Almost 55 percent of Germans claimed they felt like foreigners in their own country because of large numbers of Muslims. In 2010, before the refugee crisis, 33 percent of the respondents shared this view.
The research has also revealed that xenophobia was becoming increasingly widespread throughout Germany. Around 36 percent of respondents said they consider Germany to be dangerously swamped by foreigners. More than a quarter of them said they believe foreigners should be send back to their home countries if there were a shortage of jobs in Germany.

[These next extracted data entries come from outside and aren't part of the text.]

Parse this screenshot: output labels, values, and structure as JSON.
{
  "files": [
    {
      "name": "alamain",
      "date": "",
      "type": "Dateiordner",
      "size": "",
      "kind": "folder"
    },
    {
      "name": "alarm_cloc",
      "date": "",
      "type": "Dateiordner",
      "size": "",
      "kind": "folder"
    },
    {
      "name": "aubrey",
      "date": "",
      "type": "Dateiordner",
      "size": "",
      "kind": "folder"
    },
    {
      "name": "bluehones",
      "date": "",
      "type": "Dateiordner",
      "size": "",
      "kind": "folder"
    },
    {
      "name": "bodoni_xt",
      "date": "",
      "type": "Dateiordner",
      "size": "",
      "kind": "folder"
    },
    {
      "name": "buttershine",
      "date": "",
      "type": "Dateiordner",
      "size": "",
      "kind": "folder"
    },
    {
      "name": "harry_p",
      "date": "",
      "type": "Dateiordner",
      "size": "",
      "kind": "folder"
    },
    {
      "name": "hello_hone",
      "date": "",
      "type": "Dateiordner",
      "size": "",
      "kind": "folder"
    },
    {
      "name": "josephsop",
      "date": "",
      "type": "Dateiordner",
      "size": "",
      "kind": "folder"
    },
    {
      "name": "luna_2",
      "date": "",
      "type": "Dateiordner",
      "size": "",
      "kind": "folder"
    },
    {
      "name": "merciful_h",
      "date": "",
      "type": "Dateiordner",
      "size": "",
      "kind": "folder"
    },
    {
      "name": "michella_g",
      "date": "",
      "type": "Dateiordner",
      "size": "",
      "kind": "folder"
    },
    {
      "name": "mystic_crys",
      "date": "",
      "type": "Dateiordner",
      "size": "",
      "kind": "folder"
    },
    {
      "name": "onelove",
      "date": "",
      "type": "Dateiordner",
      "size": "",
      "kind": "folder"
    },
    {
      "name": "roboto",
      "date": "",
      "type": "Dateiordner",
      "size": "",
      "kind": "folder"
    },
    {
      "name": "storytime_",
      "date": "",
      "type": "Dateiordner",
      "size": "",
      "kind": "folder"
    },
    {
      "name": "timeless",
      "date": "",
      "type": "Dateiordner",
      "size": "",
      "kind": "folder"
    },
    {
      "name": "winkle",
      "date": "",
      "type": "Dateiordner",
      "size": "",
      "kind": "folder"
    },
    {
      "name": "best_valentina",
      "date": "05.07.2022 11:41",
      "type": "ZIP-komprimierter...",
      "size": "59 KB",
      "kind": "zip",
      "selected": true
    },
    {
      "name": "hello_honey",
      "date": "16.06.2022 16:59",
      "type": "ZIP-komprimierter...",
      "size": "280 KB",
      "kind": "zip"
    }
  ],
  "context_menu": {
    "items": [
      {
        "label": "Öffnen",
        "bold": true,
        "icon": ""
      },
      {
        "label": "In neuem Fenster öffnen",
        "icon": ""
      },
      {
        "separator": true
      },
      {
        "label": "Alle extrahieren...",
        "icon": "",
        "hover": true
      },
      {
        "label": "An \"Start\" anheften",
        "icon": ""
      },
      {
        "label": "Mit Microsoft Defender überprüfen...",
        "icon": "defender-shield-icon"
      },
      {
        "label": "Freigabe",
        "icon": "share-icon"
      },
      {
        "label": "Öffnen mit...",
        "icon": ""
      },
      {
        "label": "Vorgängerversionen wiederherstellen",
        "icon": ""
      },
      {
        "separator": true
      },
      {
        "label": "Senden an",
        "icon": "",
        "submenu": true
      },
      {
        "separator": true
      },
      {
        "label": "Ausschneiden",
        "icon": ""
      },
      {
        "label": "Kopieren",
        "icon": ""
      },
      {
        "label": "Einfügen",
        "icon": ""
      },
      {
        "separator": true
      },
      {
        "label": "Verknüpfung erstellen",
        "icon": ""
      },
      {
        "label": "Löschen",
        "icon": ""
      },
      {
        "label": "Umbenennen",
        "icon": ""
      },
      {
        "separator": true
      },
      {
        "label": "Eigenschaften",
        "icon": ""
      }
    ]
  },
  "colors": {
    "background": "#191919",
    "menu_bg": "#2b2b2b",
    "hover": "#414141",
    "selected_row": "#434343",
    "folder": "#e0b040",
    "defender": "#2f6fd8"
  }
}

Professor Elmar Braehler, who conducted the research together with Dr. Oliver Decker said, xenophobia and prejudices against Muslims were fueling the surge of far-right party Alternative for Germany (AfD). “People with far-right views are now turning away from the Christian Democratic Union and the Social Democratic Party[…] and finding a new home in the AfD,” he said.
Adopting an explicitly anti-Islamic rhetoric, the AfD argued that the country was under the threat of “Islamization”, especially after nearly one million refugees -- mostly from Syria and Iraq -- arrived in the country since 2015. Germany, a country of over 81 million people, has the second-largest Muslim population in Western Europe after France. Among the country’s nearly 4.7 million Muslims, 3 million are of Turkish origin.
In recent years, the country has seen growing Islamophobia and hatred of migrants triggered by propaganda from far-right and populist parties, which have exploited fears over the refugee crisis and terrorism.